Quote:
Originally Posted by frabjous
I don't have any of those installed on any of my systems as true type or open type. I do have URW Palladio as TrueType, which is pretty much identical to Palatino, and of course, I have the Type 1 Palatino for the LaTeX pxfonts package. Not sure what the advantage would be to go with XeLaTeX and True Type fonts.
I actually don't think Garamond and Palatino look that much alike. I can easily tell them apart anyway, though perhaps either would look nice with your template.
I wonder what it would like like with Linux Libertine, though, which I have as all three formats: True Type and Open Type and Type 1, and is a pretty nice looking font in that sort of family.
I don't read a lot of poetry though, so I'm not sure that I'm going to get a lot of use out of this.
|
Well, I'll be making more templates, and the rest will be more general.
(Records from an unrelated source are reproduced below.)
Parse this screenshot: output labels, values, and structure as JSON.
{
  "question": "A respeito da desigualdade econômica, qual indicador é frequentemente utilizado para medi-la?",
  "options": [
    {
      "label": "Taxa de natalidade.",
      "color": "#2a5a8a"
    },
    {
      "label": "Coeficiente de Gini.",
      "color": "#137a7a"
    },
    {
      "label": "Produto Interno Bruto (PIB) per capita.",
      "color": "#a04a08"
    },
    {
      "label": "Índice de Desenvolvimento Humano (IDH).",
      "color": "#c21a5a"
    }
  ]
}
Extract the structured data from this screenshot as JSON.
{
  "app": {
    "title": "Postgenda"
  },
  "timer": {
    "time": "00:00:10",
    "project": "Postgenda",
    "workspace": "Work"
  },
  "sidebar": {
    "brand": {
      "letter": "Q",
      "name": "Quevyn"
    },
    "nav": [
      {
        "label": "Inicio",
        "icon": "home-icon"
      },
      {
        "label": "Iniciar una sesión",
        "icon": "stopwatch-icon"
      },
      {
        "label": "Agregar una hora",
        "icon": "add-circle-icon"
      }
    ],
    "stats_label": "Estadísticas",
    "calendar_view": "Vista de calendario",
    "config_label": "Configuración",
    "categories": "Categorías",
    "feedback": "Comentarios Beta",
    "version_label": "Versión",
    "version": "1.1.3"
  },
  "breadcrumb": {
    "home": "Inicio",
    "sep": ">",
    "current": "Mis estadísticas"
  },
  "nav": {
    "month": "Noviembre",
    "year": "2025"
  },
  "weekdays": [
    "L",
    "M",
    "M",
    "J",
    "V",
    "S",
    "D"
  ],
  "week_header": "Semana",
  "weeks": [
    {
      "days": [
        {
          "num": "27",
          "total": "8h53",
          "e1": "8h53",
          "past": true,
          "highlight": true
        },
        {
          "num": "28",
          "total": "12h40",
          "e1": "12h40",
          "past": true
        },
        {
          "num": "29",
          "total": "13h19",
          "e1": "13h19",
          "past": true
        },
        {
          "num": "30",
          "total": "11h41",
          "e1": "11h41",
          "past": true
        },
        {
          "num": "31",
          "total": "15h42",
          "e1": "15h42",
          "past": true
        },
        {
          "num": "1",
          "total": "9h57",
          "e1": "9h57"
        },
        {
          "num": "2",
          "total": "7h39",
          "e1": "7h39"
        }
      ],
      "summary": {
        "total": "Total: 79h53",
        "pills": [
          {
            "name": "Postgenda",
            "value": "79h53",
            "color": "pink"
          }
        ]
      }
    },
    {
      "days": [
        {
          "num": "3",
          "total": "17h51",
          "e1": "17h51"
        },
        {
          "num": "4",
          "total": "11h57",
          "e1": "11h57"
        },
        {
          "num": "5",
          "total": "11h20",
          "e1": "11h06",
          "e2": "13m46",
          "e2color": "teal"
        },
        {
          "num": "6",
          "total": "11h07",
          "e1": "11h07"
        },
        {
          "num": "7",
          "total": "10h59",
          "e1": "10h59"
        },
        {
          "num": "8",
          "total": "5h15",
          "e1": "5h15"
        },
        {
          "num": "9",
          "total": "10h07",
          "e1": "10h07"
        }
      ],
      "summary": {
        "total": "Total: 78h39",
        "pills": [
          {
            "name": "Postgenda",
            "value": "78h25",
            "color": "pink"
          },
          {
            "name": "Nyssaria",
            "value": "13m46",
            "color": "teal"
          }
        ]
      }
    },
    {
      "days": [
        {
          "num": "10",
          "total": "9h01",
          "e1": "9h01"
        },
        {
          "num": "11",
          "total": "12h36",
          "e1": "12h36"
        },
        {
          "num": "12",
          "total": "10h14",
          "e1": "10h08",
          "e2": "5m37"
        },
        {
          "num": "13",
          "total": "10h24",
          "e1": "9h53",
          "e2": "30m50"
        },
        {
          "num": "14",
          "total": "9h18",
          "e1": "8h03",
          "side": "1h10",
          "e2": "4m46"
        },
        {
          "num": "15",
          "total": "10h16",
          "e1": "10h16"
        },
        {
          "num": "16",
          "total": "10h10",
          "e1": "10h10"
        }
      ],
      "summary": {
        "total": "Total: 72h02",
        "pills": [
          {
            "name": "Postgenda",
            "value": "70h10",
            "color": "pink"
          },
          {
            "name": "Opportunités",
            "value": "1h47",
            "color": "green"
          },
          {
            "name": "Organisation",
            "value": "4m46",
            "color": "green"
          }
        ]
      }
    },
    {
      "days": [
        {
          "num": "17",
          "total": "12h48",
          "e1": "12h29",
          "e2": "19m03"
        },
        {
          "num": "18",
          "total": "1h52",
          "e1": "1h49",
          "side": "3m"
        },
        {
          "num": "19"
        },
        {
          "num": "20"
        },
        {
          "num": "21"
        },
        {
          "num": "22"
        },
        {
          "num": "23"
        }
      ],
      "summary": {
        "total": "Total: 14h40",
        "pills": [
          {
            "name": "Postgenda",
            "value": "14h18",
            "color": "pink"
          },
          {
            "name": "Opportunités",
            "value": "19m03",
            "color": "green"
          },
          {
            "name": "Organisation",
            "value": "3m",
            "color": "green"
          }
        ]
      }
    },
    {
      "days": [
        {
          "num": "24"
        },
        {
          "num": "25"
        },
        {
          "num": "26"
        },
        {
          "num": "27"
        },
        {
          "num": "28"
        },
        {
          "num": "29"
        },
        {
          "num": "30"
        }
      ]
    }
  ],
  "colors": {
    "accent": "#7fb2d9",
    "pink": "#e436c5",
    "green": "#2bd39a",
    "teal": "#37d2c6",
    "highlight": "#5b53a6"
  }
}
I just wanted to start with something that I myself wasn't sure was possible in LaTeX (or, rather, possibly for me to achieve in LaTeX)... and the corner decoration was it.
I'll make a version for pdftex, which uses standard LaTeX fonts instead of truetype/opentype.
Edit: I did not mean to suggest that Palatino and Garamond necessarily look alike. They are, however, probably the most common serif fonts that are aesthetically superior to the dread Times New Roman.